Mike Pompeo drove home the point when he met with Zelensky the same week. Any peace deal, he told Time magazine, is going to depend on “good old-fashioned greed.” And this week, Trump himself made the case: Hostility between the United States and Russia is bad for “business,” he said in Georgia. “We have to be able to get along with other nations. We have to be able to use the minerals and other things that they have. We have to make the proper deals.”

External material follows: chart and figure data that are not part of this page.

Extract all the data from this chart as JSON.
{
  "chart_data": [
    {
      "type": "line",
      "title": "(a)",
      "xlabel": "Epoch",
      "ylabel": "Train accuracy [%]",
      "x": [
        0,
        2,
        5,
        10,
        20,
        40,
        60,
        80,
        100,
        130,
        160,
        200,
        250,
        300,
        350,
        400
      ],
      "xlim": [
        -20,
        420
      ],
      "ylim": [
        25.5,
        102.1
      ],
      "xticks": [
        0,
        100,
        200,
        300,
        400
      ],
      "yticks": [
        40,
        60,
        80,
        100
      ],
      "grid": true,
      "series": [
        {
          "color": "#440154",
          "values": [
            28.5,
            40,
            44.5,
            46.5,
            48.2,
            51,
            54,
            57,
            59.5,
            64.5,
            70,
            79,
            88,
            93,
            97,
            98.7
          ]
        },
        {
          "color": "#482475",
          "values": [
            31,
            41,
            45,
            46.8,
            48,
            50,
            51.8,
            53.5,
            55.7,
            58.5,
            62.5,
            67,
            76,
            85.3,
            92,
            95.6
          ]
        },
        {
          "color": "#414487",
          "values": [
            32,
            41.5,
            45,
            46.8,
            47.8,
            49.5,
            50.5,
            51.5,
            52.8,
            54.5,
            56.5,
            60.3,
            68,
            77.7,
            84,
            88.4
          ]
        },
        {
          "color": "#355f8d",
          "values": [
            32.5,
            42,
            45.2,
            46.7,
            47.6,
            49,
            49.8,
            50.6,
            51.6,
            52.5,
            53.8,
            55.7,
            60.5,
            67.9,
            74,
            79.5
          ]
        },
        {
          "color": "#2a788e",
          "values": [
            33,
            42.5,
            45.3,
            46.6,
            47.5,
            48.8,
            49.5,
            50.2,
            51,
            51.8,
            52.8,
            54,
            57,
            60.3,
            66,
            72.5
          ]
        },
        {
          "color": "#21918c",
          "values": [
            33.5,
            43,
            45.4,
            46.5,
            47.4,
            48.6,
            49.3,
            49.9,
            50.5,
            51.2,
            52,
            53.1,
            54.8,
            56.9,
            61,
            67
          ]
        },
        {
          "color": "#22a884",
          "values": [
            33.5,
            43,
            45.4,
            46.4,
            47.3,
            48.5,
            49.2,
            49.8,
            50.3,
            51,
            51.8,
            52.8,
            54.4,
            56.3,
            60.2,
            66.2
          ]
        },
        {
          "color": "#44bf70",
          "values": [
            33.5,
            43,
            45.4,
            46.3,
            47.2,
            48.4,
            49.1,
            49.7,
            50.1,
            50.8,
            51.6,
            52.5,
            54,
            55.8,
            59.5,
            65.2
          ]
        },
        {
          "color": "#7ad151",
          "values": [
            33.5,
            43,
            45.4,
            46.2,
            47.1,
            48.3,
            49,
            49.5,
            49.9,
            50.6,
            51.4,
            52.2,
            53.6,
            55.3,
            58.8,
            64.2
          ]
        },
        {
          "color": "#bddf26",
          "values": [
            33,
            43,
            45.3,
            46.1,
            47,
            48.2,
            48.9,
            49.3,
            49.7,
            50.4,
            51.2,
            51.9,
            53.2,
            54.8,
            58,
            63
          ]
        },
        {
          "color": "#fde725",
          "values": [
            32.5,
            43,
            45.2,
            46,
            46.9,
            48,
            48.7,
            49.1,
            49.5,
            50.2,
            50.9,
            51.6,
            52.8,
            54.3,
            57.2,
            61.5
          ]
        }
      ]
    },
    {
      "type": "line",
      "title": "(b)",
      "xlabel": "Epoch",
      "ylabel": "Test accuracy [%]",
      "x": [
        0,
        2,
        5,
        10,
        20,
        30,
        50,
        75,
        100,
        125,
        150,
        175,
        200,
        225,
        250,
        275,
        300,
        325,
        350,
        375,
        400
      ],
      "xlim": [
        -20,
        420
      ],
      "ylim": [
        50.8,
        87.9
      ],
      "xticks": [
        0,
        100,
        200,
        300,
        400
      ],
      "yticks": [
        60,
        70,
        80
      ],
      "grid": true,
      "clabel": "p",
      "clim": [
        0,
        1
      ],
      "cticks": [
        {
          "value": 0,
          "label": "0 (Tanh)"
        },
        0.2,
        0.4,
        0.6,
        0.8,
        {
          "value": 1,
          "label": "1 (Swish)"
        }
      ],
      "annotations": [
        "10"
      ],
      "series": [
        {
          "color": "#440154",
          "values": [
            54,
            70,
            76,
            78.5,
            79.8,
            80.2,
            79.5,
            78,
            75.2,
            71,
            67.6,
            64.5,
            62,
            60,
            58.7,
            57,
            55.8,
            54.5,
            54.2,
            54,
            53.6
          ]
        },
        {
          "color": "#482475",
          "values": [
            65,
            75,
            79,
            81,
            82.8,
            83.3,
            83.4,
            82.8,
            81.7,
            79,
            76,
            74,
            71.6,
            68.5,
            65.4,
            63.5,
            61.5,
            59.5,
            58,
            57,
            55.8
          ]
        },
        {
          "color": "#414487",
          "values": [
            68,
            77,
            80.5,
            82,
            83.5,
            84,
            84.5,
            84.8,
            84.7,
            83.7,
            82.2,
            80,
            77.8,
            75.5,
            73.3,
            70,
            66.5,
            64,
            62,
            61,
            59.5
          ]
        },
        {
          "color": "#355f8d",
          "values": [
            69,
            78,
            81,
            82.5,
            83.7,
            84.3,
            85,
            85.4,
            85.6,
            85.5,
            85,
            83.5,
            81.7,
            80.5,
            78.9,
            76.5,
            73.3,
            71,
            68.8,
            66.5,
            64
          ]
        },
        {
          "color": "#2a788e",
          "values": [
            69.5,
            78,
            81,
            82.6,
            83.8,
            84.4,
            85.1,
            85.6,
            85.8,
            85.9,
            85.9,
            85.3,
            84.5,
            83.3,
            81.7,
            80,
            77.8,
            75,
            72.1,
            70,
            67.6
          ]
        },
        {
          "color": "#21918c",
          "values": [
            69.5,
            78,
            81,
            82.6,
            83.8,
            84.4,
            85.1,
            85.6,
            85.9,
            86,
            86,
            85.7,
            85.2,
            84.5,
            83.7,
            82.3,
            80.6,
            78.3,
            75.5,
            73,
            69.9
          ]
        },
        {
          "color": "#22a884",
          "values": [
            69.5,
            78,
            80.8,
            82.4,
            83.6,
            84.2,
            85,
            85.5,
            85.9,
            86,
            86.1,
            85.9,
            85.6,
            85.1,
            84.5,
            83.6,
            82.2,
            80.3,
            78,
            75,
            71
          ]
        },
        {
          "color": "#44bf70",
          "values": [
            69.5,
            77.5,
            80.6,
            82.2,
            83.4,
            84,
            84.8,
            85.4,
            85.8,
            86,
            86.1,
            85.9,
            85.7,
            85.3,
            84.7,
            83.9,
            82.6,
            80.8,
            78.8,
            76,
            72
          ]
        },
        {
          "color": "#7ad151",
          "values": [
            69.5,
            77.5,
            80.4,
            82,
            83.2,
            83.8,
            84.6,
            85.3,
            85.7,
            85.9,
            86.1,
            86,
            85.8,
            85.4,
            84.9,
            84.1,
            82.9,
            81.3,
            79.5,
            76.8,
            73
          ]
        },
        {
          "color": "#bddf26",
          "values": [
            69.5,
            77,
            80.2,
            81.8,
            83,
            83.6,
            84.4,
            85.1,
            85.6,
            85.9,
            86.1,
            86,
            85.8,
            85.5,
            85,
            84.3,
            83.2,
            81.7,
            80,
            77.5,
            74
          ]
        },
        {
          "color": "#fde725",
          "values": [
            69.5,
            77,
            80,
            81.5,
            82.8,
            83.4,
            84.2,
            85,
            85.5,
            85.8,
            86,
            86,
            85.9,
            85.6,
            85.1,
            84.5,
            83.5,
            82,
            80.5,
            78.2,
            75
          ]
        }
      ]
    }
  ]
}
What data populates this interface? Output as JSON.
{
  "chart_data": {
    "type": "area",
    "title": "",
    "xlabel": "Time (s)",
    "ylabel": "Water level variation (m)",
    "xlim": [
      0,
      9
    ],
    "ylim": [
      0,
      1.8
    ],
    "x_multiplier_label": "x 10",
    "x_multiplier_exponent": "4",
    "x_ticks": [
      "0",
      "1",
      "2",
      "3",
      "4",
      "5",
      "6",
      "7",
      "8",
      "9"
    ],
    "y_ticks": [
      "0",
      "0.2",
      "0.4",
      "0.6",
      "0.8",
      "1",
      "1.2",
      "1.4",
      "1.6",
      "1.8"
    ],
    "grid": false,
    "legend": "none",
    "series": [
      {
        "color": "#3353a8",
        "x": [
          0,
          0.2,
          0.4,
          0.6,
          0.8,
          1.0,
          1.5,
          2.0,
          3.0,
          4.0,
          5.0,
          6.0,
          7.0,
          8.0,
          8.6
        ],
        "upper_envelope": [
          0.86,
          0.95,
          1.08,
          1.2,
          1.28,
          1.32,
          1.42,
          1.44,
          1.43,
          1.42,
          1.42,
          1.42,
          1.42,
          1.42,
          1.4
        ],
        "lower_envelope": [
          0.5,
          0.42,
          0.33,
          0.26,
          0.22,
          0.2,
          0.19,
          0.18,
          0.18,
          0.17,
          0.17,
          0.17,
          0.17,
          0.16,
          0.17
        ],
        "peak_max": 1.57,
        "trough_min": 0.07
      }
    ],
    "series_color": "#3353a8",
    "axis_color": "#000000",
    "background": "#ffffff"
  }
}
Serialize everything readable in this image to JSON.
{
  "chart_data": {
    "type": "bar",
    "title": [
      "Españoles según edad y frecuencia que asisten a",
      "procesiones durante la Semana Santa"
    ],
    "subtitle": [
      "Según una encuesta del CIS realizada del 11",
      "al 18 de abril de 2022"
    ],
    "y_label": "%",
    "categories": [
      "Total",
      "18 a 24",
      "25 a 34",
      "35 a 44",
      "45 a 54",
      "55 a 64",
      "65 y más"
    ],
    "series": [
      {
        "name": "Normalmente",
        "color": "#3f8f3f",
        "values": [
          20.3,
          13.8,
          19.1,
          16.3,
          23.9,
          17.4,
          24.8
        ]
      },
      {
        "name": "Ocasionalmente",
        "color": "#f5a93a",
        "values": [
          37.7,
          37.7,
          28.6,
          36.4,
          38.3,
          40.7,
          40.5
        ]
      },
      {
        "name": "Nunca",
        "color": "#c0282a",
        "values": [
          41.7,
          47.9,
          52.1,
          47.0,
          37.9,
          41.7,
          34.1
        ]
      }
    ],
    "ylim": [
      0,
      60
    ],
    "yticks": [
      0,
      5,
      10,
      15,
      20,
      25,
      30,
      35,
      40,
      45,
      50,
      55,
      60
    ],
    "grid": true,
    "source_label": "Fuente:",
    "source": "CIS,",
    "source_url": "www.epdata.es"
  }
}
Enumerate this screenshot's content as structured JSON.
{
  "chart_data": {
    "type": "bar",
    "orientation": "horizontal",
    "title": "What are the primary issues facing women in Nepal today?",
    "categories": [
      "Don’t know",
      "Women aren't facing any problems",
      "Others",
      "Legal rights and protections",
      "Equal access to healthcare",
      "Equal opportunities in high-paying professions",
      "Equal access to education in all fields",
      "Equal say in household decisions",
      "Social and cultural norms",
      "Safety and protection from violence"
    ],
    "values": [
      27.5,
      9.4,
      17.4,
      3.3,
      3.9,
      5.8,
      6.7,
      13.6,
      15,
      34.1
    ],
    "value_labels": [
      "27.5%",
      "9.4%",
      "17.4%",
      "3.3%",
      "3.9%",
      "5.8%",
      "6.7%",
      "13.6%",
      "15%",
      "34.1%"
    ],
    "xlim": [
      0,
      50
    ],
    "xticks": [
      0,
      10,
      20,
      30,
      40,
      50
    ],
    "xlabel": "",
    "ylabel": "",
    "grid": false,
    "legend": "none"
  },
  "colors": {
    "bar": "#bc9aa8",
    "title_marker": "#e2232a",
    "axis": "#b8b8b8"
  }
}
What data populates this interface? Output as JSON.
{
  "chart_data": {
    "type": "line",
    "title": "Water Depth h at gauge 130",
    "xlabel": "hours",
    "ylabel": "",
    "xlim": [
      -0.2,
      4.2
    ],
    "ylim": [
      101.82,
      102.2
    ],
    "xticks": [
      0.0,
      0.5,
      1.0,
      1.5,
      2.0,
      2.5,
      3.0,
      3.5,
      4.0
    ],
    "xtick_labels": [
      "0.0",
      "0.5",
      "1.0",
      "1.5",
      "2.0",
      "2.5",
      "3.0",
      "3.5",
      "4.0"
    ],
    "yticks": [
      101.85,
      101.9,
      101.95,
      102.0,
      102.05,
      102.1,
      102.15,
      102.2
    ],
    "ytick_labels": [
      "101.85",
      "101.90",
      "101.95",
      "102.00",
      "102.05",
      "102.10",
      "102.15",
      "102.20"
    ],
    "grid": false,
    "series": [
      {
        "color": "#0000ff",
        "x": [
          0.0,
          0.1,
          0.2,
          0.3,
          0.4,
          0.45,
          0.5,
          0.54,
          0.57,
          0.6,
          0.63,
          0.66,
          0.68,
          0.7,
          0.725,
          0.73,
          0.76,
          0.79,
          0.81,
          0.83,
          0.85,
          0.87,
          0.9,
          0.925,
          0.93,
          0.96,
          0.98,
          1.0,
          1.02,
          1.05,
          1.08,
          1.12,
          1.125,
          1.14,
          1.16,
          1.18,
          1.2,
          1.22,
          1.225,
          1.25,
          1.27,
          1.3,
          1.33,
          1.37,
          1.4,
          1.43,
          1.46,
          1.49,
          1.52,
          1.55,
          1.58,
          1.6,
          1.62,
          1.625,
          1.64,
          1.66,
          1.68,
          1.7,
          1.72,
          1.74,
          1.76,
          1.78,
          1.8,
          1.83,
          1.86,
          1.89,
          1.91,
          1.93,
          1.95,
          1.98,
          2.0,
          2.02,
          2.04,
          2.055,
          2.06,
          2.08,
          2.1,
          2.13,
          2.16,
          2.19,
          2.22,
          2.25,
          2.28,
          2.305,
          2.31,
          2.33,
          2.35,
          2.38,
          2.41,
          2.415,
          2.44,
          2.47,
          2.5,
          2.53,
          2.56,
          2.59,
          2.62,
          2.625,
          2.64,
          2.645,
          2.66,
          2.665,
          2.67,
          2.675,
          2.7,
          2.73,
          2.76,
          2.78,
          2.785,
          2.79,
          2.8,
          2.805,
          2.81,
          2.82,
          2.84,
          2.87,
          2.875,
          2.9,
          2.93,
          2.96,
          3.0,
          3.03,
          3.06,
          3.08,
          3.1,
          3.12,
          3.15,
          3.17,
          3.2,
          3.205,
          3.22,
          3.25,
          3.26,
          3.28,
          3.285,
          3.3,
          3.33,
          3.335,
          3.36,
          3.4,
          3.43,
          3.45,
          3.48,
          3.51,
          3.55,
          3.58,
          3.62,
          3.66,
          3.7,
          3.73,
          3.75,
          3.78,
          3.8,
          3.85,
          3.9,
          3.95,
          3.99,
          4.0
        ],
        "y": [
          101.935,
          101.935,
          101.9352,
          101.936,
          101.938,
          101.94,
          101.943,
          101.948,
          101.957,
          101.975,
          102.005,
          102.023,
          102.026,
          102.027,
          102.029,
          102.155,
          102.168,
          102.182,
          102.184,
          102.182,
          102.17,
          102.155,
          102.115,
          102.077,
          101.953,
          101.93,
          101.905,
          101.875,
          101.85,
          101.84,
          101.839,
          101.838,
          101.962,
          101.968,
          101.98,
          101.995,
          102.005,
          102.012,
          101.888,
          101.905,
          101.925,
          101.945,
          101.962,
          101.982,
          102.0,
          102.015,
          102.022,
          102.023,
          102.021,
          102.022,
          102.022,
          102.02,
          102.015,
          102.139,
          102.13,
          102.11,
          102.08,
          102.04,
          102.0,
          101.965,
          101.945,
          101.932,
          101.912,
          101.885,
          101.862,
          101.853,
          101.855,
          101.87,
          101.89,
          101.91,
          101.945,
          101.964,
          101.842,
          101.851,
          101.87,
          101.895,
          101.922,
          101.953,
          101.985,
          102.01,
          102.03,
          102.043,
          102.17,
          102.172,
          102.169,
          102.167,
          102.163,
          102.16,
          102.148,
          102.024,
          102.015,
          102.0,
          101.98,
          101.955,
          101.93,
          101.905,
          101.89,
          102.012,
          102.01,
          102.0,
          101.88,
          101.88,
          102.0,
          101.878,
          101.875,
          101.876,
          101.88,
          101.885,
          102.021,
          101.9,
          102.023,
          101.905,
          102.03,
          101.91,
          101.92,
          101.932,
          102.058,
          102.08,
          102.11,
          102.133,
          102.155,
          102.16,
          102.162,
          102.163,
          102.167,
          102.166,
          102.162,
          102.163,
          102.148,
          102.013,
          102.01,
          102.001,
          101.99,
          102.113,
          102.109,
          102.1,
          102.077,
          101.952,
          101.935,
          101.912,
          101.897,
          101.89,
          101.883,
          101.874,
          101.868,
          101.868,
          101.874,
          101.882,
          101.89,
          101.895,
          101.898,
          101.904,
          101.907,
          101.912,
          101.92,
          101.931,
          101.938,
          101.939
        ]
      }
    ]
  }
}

So there we have it—the new GOP foreign policy. It’s a step down by any standard—even if you don’t care about ideals. Never mind Ukrainians’ desire for a sovereign democratic state aligned with the West—for this crowd, that’s just sentimental folderol. But what about the strategic vision that animated Republicans from Dwight D. Eisenhower through Ronald Reagan and John McCain—a vision based on laws and boundaries and using American strength to deter lawless aggression? These traditional Republicans weren’t blind to U.S. commercial interests. That’s one reason we need order in the rest of the world—to keep the sea lanes open for business. But none would have countenanced Putin’s implicit view that might makes right and boundaries mean nothing.
In contrast, Trump and the Trump team shrug at the Russian leader’s lawlessness. Not only is it not a problem in their eyes—it’s admirable, even something to be emulated. Why let international norms and values or indeed domestic opposition get in your way? Such niceties can only be bad for business and, precisely because he eschews them, the Trump crew sees Putin as a man they can deal with.
As the week wound down, Trump and Zelensky met in New York, and the Ukrainian leader swallowed his pride, bending over backward to be respectful as the former president repeated his unsettling promise to work with “both sides” to resolve the conflict. This week’s spat was papered over, at least temporarily, and by then, for the most part, Americans had moved on to other news.
The only silver lining: Could the standoff this week provoke a broader debate among voters, including undecided voters and traditional Republicans who aren’t sure what to do in November? Is this really what America should stand for in the world—might makes right and anything goes when business is at stake?